In a well-built apartment building, each apartment has its own walls, and there is an air gap between the walls of adjacent apartments, which provides excellent sound isolation. Could a similar concept provide high-performance thermal insulation?

In general, the thermal resistance of a material interface seems to be viewed as a problem to overcome, rather than an opportunity to create a better insulator (see, eg., https://en.wikipedia.org/wiki/Interfacial_thermal_resistance ). So perhaps it is possible to construct a laminar material that uses inter-laminae thermal impedance to create an extremely high resistance to heat conduction.

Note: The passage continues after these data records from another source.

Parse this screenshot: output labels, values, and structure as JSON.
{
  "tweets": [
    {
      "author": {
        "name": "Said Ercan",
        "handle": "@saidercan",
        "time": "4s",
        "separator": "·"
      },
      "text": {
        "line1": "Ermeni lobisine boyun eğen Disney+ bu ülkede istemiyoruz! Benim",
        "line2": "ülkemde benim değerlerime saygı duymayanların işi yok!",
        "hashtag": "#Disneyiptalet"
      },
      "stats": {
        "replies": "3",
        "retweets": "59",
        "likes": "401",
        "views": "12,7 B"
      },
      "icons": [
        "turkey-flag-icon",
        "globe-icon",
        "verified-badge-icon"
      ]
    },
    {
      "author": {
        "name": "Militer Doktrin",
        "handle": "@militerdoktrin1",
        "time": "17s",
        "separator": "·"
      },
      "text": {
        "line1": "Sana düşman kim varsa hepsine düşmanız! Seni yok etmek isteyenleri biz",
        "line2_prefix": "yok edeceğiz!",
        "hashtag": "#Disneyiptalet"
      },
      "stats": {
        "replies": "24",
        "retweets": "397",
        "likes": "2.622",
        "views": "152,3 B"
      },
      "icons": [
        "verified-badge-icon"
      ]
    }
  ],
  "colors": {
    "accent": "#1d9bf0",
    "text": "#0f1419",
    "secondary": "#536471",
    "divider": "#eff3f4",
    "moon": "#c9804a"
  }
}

As the simplest example of this idea, consider a sheet of material that is composed of a large number of alternating layers of materials A and B. Each of these materials consists of atoms of a single element, and at least one of them is not electrically conductive. Material A has relatively heavy atoms and relatively weak (soft) interatomic bonds; material B has relatively light atoms and relatively strong (stiff) interatomic bonds. The natural modes of vibration in material A have much longer periods than those in B. Thermal vibrations in B layers should essentially reflect off the B/A interface. And, provided that the B layers are not too thin, thermal vibrations in A layers that pass across an A/B interface should largely dissipate into B-style vibrations before reaching the next A layer.

Is it possible to design and fabricate sheets of insulating material, based on this concept, that have exceptionally low thermal conductivity?